Centrifugal Barrier and Super-Keplerian Rotation in Protostellar Disk Formation

TL;DR

This study uses hydrodynamic simulations to investigate the formation of protostellar disks, challenging the traditional concept of the centrifugal barrier by showing super-Keplerian rotation can occur without envelope deceleration.

Contribution

The paper demonstrates through simulations that super-Keplerian regions can form in protostellar disks due to angular momentum transport, not just centrifugal deceleration, revising the classic centrifugal barrier model.

Findings

Super-Keplerian regions can exist with high viscosity.
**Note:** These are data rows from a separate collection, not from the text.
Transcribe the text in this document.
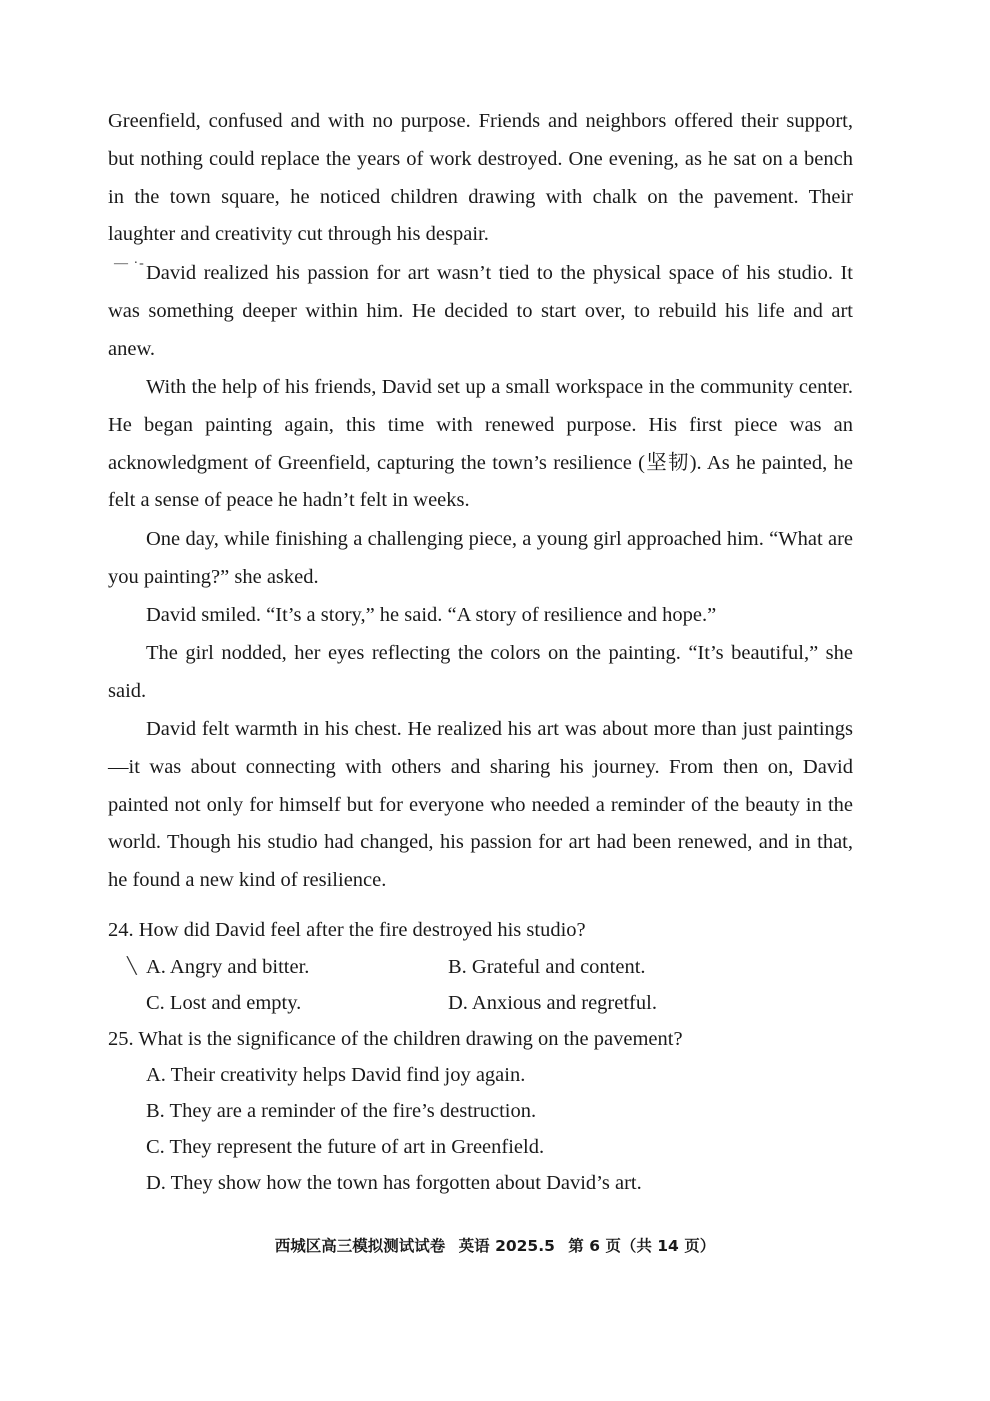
Greenfield, confused and with no purpose. Friends and neighbors offered their support, but nothing could replace the years of work destroyed. One evening, as he sat on a bench in the town square, he noticed children drawing with chalk on the pavement. Their laughter and creativity cut through his despair.

— ·- David realized his passion for art wasn’t tied to the physical space of his studio. It was something deeper within him. He decided to start over, to rebuild his life and art anew.

With the help of his friends, David set up a small workspace in the community center. He began painting again, this time with renewed purpose. His first piece was an acknowledgment of Greenfield, capturing the town’s resilience (坚韧). As he painted, he felt a sense of peace he hadn’t felt in weeks.

One day, while finishing a challenging piece, a young girl approached him. “What are you painting?” she asked.

David smiled. “It’s a story,” he said. “A story of resilience and hope.”

The girl nodded, her eyes reflecting the colors on the painting. “It’s beautiful,” she said.

David felt warmth in his chest. He realized his art was about more than just paintings—it was about connecting with others and sharing his journey. From then on, David painted not only for himself but for everyone who needed a reminder of the beauty in the world. Though his studio had changed, his passion for art had been renewed, and in that, he found a new kind of resilience.

24. How did David feel after the fire destroyed his studio?

╲ A. Angry and bitter.	B. Grateful and content.

C. Lost and empty.	D. Anxious and regretful.

25. What is the significance of the children drawing on the pavement?

A. Their creativity helps David find joy again.

B. They are a reminder of the fire’s destruction.

C. They represent the future of art in Greenfield.

D. They show how the town has forgotten about David’s art.

西城区高三模拟测试试卷 英语 2025.5 第 6 页（共 14 页）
Envelope material is not decelerated solely by centrifugal force.

Classic centrifugal barrier concept is not supported by simulations.

Abstract

With the advent of ALMA, it is now possible to observationally constrain how disks form around deeply embedded protostars. In particular, the recent ALMA C3H2 line observations of the nearby protostar L1527 have been interpreted as evidence for the so-called "centrifugal barrier," where the protostellar envelope infall is gradually decelerated to a stop by the centrifugal force in a region of super-Keplerian rotation. To test the concept of centrifugal barrier, which was originally based on angular momentum conserving-collapse of a rotating test particle around a fixed point mass, we carry out simple axisymmetric hydrodynamic simulations of protostellar disk formation including a minimum set of ingredients: self-gravity, rotation, and a prescribed viscosity that enables the disk to accrete. We find that a super-Keplerian region can indeed exist when the viscosity is relatively large but, unlike the classic picture of centrifugal barrier, the infalling envelope material is not decelerated solely by the centrifugal force. The region has more specific angular momentum than its surrounding envelope material, which points to an origin in outward angular momentum transport in the disk (subject to the constraint of disk expansion by the infalling envelope), rather than the spin-up of the envelope material envisioned in the classic picture as it falls closer to the center in order to conserve angular momentum. For smaller viscosities, the super-Keplerian rotation is weaker or non-existing. We conclude that, despite the existence of super-Keplerian rotation in some parameter regime, the classic picture of centrifugal barrier is not supported by our simulations.